Il faut alors envisager d’essayer d’utiliser les stocks disponibles pour démarcher de nouveaux marchés, les entreprises pourraient alors attirer de nouveaux clients dans d’autres régions du monde.
La négociation de nouveaux accords commerciaux par l’UE est aussi une nouvelle opportunité que les entreprises européennes doivent saisir, en profitant aussi du rejet des produits américains auquel on assiste dans certains pays, comme au Canada.
Il faut aussi que l’UE simplifie les échanges intra-européens et qu’elle lève les réglementations qui entravent ces derniers. Selon une étude du Fonds monétaire international (FMI), les barrières internes au sein de l’UE sont équivalentes à des droits de douane de 45 % pour l’industrie manufacturière et de 110 % pour les services.
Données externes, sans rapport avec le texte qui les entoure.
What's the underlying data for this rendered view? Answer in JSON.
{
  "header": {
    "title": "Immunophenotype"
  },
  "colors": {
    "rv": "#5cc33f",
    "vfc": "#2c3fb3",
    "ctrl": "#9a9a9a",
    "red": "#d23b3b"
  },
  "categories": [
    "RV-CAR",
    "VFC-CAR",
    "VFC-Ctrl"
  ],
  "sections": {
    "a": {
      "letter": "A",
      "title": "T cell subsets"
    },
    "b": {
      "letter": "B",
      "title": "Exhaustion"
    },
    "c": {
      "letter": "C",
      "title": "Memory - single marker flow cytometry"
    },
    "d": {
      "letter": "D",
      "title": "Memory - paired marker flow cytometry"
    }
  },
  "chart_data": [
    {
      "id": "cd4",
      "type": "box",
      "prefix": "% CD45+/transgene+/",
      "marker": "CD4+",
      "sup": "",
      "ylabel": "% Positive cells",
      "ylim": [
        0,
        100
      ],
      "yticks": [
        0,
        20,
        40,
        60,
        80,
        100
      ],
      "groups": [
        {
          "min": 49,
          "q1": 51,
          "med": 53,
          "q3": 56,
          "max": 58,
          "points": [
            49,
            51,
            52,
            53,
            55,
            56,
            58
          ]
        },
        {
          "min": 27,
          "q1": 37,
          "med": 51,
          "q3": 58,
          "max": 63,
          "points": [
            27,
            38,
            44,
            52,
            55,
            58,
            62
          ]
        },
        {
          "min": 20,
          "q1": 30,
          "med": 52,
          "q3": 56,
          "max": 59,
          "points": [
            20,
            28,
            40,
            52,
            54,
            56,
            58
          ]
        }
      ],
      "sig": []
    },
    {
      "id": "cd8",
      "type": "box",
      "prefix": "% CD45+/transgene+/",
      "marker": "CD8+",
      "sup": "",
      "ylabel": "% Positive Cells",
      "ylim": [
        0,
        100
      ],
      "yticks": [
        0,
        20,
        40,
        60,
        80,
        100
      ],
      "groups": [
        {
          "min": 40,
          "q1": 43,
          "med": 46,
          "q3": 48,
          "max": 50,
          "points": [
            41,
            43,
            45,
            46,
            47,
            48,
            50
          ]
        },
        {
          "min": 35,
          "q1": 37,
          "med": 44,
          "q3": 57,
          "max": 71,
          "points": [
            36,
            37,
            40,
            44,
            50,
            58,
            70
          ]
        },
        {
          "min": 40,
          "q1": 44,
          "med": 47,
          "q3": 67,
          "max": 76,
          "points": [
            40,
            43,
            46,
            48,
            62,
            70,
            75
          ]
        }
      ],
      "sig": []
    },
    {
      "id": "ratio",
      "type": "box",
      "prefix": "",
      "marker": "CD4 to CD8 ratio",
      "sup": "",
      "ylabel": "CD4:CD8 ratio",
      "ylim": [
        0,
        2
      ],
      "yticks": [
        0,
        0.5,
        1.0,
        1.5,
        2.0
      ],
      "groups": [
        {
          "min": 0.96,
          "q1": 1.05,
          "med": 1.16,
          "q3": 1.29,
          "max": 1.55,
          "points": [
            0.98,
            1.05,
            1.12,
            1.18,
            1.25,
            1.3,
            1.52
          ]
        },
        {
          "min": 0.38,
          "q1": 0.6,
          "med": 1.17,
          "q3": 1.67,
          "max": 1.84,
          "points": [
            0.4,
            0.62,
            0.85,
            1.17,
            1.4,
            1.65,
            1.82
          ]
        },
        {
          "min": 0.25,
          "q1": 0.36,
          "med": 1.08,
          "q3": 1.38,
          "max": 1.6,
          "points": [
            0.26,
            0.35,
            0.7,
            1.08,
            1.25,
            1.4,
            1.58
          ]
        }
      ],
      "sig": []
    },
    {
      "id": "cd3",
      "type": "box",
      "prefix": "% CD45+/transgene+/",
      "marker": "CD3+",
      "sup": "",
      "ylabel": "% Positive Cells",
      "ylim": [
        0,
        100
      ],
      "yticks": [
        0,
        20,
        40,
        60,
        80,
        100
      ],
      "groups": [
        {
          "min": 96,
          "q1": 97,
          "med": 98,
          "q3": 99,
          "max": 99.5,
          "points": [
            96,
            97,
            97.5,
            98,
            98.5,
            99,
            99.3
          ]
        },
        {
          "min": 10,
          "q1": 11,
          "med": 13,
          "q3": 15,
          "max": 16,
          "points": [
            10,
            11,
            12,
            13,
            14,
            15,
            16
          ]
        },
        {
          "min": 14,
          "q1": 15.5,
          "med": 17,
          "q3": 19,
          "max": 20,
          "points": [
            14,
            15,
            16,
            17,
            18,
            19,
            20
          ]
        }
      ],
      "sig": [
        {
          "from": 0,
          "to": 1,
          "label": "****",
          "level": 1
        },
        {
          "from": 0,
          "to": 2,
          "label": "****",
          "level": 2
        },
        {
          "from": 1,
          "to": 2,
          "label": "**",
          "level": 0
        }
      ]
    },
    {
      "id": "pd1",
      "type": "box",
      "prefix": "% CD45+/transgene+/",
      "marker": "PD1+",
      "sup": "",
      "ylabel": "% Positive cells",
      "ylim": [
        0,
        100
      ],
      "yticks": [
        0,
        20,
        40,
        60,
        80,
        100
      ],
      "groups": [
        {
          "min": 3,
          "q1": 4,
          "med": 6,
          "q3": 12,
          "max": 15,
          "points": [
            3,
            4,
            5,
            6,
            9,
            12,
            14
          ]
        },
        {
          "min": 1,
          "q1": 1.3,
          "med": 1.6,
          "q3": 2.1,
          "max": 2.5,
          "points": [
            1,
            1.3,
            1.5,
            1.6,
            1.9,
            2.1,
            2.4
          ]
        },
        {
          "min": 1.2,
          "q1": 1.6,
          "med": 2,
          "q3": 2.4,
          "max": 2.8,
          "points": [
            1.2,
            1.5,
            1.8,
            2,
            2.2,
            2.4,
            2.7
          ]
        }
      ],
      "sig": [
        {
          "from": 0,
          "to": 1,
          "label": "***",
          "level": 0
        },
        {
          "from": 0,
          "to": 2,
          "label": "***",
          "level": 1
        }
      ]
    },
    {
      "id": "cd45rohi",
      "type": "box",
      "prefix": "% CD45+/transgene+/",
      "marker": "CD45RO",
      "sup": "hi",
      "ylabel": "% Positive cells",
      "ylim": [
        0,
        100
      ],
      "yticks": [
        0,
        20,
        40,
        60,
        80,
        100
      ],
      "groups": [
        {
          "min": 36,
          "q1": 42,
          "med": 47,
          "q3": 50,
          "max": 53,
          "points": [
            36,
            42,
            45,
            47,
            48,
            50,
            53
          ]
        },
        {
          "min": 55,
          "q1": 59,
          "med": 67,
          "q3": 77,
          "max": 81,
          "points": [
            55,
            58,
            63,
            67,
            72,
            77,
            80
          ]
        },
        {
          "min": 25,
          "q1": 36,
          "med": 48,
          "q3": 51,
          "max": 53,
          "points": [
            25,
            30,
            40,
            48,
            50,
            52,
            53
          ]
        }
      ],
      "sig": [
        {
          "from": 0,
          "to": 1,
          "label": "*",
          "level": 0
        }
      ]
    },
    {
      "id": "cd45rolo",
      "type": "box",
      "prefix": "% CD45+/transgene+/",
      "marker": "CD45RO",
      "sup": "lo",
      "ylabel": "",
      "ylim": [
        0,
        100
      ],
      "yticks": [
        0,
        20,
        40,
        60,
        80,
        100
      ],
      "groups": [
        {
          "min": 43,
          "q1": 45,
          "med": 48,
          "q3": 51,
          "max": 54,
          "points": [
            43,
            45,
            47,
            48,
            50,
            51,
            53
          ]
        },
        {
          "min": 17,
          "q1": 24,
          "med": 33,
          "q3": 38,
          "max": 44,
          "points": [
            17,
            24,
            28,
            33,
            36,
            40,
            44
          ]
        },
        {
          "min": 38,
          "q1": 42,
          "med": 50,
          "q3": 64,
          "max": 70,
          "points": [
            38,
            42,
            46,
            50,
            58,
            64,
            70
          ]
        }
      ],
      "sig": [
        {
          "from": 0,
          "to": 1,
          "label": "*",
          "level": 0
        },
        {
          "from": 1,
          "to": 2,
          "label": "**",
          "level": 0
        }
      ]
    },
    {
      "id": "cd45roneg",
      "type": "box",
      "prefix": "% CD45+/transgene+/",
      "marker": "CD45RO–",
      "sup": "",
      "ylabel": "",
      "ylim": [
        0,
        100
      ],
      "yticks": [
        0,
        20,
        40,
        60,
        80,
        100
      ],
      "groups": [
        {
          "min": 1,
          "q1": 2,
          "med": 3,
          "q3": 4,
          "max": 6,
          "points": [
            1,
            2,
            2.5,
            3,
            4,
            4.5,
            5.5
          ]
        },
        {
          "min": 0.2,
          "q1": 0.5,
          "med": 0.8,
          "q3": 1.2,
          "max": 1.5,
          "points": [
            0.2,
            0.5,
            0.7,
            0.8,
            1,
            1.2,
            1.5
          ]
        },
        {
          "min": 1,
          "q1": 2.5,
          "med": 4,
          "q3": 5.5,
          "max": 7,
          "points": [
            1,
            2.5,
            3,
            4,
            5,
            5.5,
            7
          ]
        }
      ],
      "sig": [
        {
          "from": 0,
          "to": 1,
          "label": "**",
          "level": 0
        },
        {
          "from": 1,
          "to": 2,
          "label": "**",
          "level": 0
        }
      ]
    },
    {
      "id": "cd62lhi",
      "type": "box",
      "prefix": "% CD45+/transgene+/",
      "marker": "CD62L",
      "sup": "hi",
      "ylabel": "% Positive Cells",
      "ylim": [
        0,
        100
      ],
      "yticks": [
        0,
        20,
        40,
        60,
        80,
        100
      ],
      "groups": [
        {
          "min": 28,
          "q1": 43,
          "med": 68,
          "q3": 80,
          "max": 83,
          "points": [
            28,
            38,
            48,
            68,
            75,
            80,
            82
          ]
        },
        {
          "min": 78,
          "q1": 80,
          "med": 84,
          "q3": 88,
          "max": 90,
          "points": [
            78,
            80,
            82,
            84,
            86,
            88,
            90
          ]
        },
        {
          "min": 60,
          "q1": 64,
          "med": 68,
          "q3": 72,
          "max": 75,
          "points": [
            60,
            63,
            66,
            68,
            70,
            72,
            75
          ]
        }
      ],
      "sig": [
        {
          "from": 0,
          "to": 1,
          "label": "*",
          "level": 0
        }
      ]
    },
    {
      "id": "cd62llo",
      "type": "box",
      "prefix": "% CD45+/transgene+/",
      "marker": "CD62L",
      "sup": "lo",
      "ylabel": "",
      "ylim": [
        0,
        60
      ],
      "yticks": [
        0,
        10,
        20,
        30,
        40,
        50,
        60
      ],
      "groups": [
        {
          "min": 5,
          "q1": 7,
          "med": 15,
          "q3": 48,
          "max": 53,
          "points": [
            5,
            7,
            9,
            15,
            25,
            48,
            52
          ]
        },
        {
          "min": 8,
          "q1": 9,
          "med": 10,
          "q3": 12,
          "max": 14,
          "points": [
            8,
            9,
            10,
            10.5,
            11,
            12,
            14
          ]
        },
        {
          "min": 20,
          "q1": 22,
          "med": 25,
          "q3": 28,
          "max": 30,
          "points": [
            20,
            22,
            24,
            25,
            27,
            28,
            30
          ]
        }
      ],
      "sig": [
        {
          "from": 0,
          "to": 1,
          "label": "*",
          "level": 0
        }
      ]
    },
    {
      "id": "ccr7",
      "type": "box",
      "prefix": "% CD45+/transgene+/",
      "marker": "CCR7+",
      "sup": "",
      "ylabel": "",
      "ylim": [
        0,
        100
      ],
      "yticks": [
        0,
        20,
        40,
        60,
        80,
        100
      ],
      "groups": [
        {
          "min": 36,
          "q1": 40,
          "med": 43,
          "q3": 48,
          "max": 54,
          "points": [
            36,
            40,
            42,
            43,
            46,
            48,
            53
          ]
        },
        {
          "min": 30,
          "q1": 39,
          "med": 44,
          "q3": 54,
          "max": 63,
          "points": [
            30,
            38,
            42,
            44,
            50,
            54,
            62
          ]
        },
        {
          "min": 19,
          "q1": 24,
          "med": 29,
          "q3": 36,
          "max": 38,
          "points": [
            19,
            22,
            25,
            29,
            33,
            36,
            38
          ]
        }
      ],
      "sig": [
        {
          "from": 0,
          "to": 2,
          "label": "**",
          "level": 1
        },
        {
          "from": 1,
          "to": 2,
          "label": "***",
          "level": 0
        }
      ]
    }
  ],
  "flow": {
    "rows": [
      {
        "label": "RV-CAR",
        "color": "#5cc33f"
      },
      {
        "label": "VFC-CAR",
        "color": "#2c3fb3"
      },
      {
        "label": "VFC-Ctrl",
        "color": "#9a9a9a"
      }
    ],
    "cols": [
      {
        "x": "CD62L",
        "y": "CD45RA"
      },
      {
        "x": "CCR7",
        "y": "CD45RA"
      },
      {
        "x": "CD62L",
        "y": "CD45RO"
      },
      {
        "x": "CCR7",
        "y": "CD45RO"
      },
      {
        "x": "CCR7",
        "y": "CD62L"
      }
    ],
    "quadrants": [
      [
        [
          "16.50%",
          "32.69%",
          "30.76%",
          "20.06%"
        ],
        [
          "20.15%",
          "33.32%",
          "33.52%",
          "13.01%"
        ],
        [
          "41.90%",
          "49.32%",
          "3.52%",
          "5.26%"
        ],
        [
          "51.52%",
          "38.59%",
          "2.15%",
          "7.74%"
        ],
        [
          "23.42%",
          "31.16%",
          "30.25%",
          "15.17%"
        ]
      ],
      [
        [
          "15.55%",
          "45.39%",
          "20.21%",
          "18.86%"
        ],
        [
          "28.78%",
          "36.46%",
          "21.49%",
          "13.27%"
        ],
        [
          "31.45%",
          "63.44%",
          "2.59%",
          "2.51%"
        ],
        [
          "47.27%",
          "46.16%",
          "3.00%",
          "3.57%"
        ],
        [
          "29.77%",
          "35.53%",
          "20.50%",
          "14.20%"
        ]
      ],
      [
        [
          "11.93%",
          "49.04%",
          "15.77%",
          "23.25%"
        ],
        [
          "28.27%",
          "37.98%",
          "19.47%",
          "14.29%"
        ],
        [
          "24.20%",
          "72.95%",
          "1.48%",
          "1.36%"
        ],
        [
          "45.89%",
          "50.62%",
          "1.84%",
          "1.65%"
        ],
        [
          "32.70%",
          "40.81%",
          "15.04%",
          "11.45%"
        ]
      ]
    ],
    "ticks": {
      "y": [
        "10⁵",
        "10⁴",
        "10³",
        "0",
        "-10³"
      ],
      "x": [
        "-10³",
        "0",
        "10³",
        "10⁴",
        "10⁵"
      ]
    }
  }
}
Parmi ces obstacles internes, le FMI identifie des éléments tels que la complexité des règles des marchés publics, l’absence d’harmonisation des réglementations, le manque d’intégration du marché unique, des infrastructures frontalières insuffisantes, ainsi que les différences juridiques et linguistiques.
Même si les exportations à destination des Etats-Unis ne représentent que 13 à 15% du commerce mondial, les droits de douane de Trump vont bouleverser durablement celui-ci et vont aussi modifier les grands flux commerciaux.
Ce nouveau paradigme demandera aux entreprises européennes de s’adapter et à l’UE de simplifier et soutenir le commerce intra-européen.